A la suite de ce préambule, le contrat définit les remises de base, les conditions d'octroi des bonus quantitatifs et qualitatifs et le bonus dits performance volume.

Si la convention pour 2015 a été acceptée et signée sans discussion par les sociétés Montchapet Automobiles et Est Automobiles, qui font partie du même groupe de distribution d'automobile, la convention dite " convention unique annuelle 2016 " a été proposée par la société Mazda Automobiles France par lettre recommandée du 1er octobre 2015.
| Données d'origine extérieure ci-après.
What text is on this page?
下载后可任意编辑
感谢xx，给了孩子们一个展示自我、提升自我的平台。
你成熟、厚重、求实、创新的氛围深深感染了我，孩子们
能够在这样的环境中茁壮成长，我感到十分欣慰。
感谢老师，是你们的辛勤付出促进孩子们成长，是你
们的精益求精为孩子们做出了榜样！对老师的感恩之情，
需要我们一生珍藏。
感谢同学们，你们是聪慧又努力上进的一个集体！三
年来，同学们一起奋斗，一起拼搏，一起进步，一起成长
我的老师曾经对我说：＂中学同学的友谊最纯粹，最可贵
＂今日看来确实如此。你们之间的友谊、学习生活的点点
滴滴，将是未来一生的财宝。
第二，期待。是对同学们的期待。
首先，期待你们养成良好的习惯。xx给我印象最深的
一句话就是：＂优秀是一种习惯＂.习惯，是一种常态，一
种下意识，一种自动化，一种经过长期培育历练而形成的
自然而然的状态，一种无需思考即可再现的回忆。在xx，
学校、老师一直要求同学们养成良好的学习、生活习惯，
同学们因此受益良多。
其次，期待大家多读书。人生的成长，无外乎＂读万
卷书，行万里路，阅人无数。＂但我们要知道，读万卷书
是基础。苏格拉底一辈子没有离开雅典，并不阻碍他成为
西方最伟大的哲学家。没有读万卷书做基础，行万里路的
Par lettre du 17 décembre 2015, la société Est Automobiles a :

- protesté contre le délai de retour fixé au 1er décembre 2015, motif pris de l'article L. 441-7 du Code de commerce, et revendiqué l'application du délai légal allant jusqu'au 1er mars 2016 ;

- contesté le risque de perdre 5 % de marges variables pour un trimestre pour le simple fait qu'un prérequis n'aurait pas été respecté ;

- affirmé qu'un tel mécanisme constitue un déséquilibre significatif, puisqu'il peut priver le concessionnaire des bonus qualitatifs et du bonus volume même si les conditions pour accéder à ces bonus sont réunies, le distributeur continuant de supporter les charges qui s'y rattachent (rémunération des vendeurs, charges de structure et de fonctionnement correspondant aux moyens mis en œuvre pour la vente des véhicules Mazda) ;

- exposé de manière détaillée que plusieurs prérequis sont en eux-mêmes des facteurs de déséquilibre significatif (participation au système OPT, conformité des stocks à la politique commerciale, transmission d'un rapport de gestion accepté par Mazda à l'échéance indiquée) et demandé la suppression de ces prérequis ;

- exposé que le bonus vendeur dédié est déséquilibré en tant qu'il est subordonné non seulement à la présence d'un vendeur dédié à Mazda, mais aussi à la réalisation de 60 % de l'objectif trimestriel, sans possibilité de rattrapage, et demandé l'insertion d'une clause de rattrapage annuel,

- exposé que le bonus CEMI (bonus de 1 % en fonction d'une note attribuée dans le cadre d'une enquête mesurant la satisfaction des clients finaux du concessionnaire) repose sur une note dépendant de facteurs aléatoires et invérifiables et interrogé la société Mazda Automobiles France sur les dispositions prises pour assurer la fiabilité et la transparence de ce système.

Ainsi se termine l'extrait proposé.